Developer’s heart transplant bid

Plans for Hawley Wharf including market and homes unveiled to wary public

IN an atmosphere of suspicion and courteously veiled hostility, the developer which will decide the future of Camden Town’s dilapidated industrial heart outlined its plans to a packed hall on Thursday.
The area known as Hawley Wharf – a swathe of workshops, market pitches, offices and terraced housing stretching north from the canal between Chalk Farm Road and Kentish Town Road – has been bought by the owners of the existing Stables Market and is set for demolition and redevelopment.
At Castlehaven Community Centre this week, developer Stanley Sidings showed the first drafts of plans for two thirds of the site – a new market complex alongside the waterway, a public square at the canal’s widest point and 130 new homes in blocks up to seven storeys high along Torbay Street.
The remaining third – known as site C by planners and straddling Castlehaven Road – remained blank, the “hole in the doughnut”, according to one resident.
Stanley Sidings’ director Mark Alper said that plans for site C were “still under consideration”.
The developer has been criticised for rebuilding the fire-ravaged canal market without planning permission, only recently submitting a retrospective application for a new complex of stalls and outlets which opened in May.
Resident Billy Osborne, who questioned the intentions of the developer over site C, said: “This community needs more food and drink outlets like it needs a hole in its head. We’re up to here in booze.”
Director of Castlehaven Community Centre, Eleanor Botwright, asked: “Can I have the developer’s assurance that the planning process will be followed in future?”
The challenges came despite the efforts of the developer and its architects, Sean Affleck, from Make in Fitzrovia, and Nic Sampson, from ESA off Oxford Street, to highlight the benefits of the project.
Pedestrianised streets running from north to south would improve flow to and from the canal, the architects said, while the new canalside market site would host small workshops and new public spaces. But Mr Alper acknowledged that the concerns over the canal market and site C were widely held.
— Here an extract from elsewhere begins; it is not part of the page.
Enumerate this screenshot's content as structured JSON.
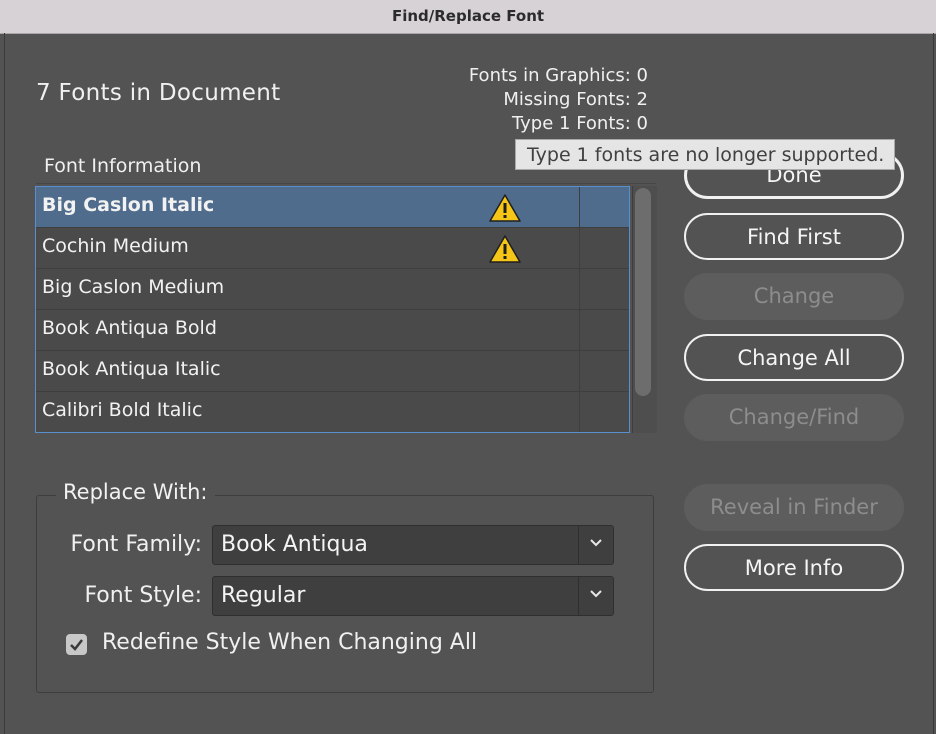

He said: “We had expected that sort of reaction and we expect more meetings like this. We need more time for consideration [on site C] to be honest.
“One of the reasons we have waited is to hear things from local people. We can’t ignore local opinion.
“We have put in a retrospective planning application [on the canal market]. We should have put one in at the time. But I don’t think we get any special treatment from the council.”
A planning application for the main site is expected before the end of the year.
The developer is known to have spent at least £17 million acquiring the site piece by piece over five years or more, under various company names. Ground Gilbey Ltd, Stanley Sidings Ltd and Stables Market Ltd are all part of Camden Market Holdings Group.